More efficient, smaller, and easier to fit
Performance is not the only part of the pitch. Samsung also claims UFS 5.0 improves power efficiency by more than 40% compared with UFS 4.1.
That kind of gain is important for smartphones that already juggle demanding workloads such as AI and multitasking. A more efficient storage system can help balance speed and battery pressure more effectively than the previous generation.
The company also says the new storage is 16.7% smaller in physical size. That gives handset makers more room to work with inside slim, densely packed devices.
Samsung says the smaller footprint also makes UFS 5.0 suitable for wearables and XR devices. Those categories benefit from compact components as much as they benefit from lower power use.

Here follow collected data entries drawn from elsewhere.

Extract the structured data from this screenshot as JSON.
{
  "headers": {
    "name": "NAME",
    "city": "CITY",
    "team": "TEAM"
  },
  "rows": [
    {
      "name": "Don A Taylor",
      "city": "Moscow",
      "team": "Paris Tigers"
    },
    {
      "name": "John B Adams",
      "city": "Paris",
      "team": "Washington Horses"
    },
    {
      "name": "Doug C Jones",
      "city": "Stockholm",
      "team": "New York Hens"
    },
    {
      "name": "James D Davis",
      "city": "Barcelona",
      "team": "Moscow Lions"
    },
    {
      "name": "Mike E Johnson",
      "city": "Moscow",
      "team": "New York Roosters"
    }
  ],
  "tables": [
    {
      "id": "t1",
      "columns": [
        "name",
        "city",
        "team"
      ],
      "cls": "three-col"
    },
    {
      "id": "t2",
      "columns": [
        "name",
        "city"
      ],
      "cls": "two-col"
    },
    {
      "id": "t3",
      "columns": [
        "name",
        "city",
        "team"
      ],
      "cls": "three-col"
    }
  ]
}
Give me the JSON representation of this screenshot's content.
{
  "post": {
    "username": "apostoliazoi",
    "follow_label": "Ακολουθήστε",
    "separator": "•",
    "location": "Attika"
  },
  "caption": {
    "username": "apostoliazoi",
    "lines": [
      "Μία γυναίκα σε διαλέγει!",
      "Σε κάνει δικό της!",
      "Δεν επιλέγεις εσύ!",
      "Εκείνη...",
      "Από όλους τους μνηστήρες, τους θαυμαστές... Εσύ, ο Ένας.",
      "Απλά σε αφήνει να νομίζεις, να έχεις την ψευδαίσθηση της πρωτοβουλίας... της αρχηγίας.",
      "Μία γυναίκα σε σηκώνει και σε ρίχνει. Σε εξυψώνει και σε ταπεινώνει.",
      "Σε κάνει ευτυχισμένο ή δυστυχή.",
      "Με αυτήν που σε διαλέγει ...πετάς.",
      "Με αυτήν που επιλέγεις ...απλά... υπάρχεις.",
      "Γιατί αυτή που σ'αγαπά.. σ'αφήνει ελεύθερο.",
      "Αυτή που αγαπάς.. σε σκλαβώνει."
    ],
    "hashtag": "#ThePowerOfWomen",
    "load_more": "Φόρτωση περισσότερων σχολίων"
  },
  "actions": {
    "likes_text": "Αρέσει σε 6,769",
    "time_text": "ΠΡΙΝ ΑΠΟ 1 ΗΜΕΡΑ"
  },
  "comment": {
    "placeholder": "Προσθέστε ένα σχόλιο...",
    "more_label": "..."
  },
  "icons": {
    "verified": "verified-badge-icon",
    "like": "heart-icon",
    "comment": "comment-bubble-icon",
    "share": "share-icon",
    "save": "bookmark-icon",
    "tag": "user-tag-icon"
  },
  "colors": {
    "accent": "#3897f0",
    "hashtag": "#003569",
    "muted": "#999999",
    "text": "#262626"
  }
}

Flagship timing points to future Galaxy models
Samsung is targeting mass production of UFS 5.0 in Q4 2026, with capacities planned up to 1TB. The schedule suggests that commercial adoption is still a step away, even as the company lays the groundwork early.
The new standard is aimed at flagship phones, which fits the kind of workloads that push storage hardest. High-end devices need more bandwidth for cameras, games, large apps, and the increasing number of AI-driven features.
The launch has also fueled speculation about the Galaxy S27 series. A report from mid-April previously said Samsung was moving toward integrating UFS 5.0 into the Galaxy S27 lineup.
That same report suggested the upgrade may not reach every model in the series. It said only “some” Galaxy S27 devices are likely to use UFS 5.0, leaving open the question of which version gets it first.
For now, Galaxy S27 Ultra is the model most often expected to adopt the new storage. Pricing is another factor Samsung is said to be weighing before deciding how broadly to roll out the upgrade.
Even without a final product list, the direction is clear. Samsung is preparing a storage standard meant to make future Galaxy phones feel faster in everyday use, while also supporting the heavier AI workloads that are becoming central to the next wave of mobile devices.